Search code examples
c++stlcontainersproxy-classesbitvector

Could multiple proxy classes make up a STL-proof bitvector?


It's well known that std::vector<bool> does not satisfy the Standard's container requirements, mainly because the packed representation prevents T* x = &v[i] from returning a pointer to a bool.

My question is: can this be remedied/mitigated when the reference_proxy overloads the address-of operator& to return a pointer_proxy?

The pointer-proxy could contain the same data as the reference_proxy in most implementations, namely a pointer into the packed data and a mask to isolate the particular bit inside the block pointed to. Indirection of the pointer_proxy would then yield the reference_proxy. Essentially both proxies are "fat" pointers, which are, however, still rather light-weight compared to disk-based proxy containers.

Instead of T* x = &v[0] one could then do auto x = &v[0], and use x like if(*x) without problems. I would also like to be able to write for(auto b: v) { /* ... */ }

Questions: would such a multi-proxy approach work with the STL's algorithms? Or do some algorithms really rely on the requirement that x needs to be a real bool*? Or are there too many consecutive user-defined conversions required that prevent this to work? I'd like to know any of such obstructions before trying to fully complete the above implementation sketch.


UPDATE (based on @HowardHinnant 's answer and this ancient discussion on comp.std.c++)

You can come a long way to almost mimic the builtin types: for any given type T, a pair of proxies (e.g. reference_proxy and iterator_proxy) can be made mutually consistent in the sense that reference_proxy::operator&() and iterator_proxy::operator*() are each other's inverse.

However, at some point one needs to map the proxy objects back to behave like T* or T&. For iterator proxies, one can overload operator->() and access the template T's interface without reimplementing all the functionality. However, for reference proxies, you would need to overload operator.(), and that is not allowed in current C++ (although Sebastian Redl presented such a proposal on BoostCon 2013).
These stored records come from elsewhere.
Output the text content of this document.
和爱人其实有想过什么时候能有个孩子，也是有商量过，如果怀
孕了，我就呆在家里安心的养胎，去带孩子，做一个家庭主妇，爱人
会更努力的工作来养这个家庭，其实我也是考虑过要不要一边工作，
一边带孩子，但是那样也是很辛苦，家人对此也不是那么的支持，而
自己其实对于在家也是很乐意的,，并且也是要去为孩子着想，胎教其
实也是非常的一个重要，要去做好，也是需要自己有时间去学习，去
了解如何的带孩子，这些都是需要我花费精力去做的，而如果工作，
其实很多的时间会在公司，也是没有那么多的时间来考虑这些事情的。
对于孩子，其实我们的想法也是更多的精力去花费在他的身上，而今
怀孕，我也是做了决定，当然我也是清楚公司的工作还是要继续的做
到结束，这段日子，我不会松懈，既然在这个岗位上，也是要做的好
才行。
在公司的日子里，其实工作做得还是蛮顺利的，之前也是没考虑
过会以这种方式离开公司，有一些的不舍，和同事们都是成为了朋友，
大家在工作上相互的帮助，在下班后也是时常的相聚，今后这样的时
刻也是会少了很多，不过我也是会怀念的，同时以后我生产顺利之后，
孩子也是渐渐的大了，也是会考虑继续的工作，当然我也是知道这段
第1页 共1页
You can make a verbose work-around like a .get() member inside the reference proxy, or implement all of T's interface inside the reference (this is what is done for vector::bit_reference), but this will either lose the builtin syntax or introduce user-defined conversions that do not have builtin semantics for type conversions (you can have at most one user-defined conversion per argument).


Solution

  • My question is: can this be remedied/mitigated when the reference_proxy overloads the address-of operator& to return a pointer_proxy?

    libc++ actually does this.

    #include <vector>
    #include <cassert>
    
    int main()
    {
        std::vector<bool> v(1);
        std::vector<bool>::pointer pb = &v[0];
        assert(*pb == false);
        *pb = true;
        assert(v[0] == true);
        std::vector<bool>::const_pointer cbp = pb;
        assert(*cbp == true);
        v[0] = false;
        assert(*cbp == false);
    }
    

    It even extends to const_pointer and const_reference in ways that mimic the same types for vector<int>. This is a non-conforming extension for libc++. But it makes writing generic code which might be instantiated on vector<bool> far more likely to compile and behave correctly.

    Questions: would such a multi-proxy approach work with the STL's algorithms? Or do some algorithms really rely on the requirement that x needs to be a real bool*? Or are there too many consecutive user-defined conversions required that prevent this to work?

    All of libc++'s algorithms work with vector<bool>. Some of them with quite spectacular performance. One algorithm in particular must have special treatment which the standard unfortunately does not mandate:

    #include <vector>
    #include <cassert>
    
    int main()
    {
        std::vector<bool> v(1);
        bool b = true;
        assert(v[0] == false);
        assert(b == true);
        std::swap(b, v[0]);
        assert(v[0] == true);
        assert(b == false);
    }
    

    This is very easy for the implementation to accomplish. One simply needs to make sure swap works for any combination of bool and vector<bool>::reference. But I don't know if any implementation besides libc++ does this, and it is not mandated by C++11.

    An array of bits is a wonderful data structure. But unfortunately it is poorly specified in the C++ standard. libc++ has gone somewhat outlaw to demonstrate that this can be a very useful and high performance data structure. The hope is that a future C++ standard may migrate in this direction to the benefit of the C++ programmer.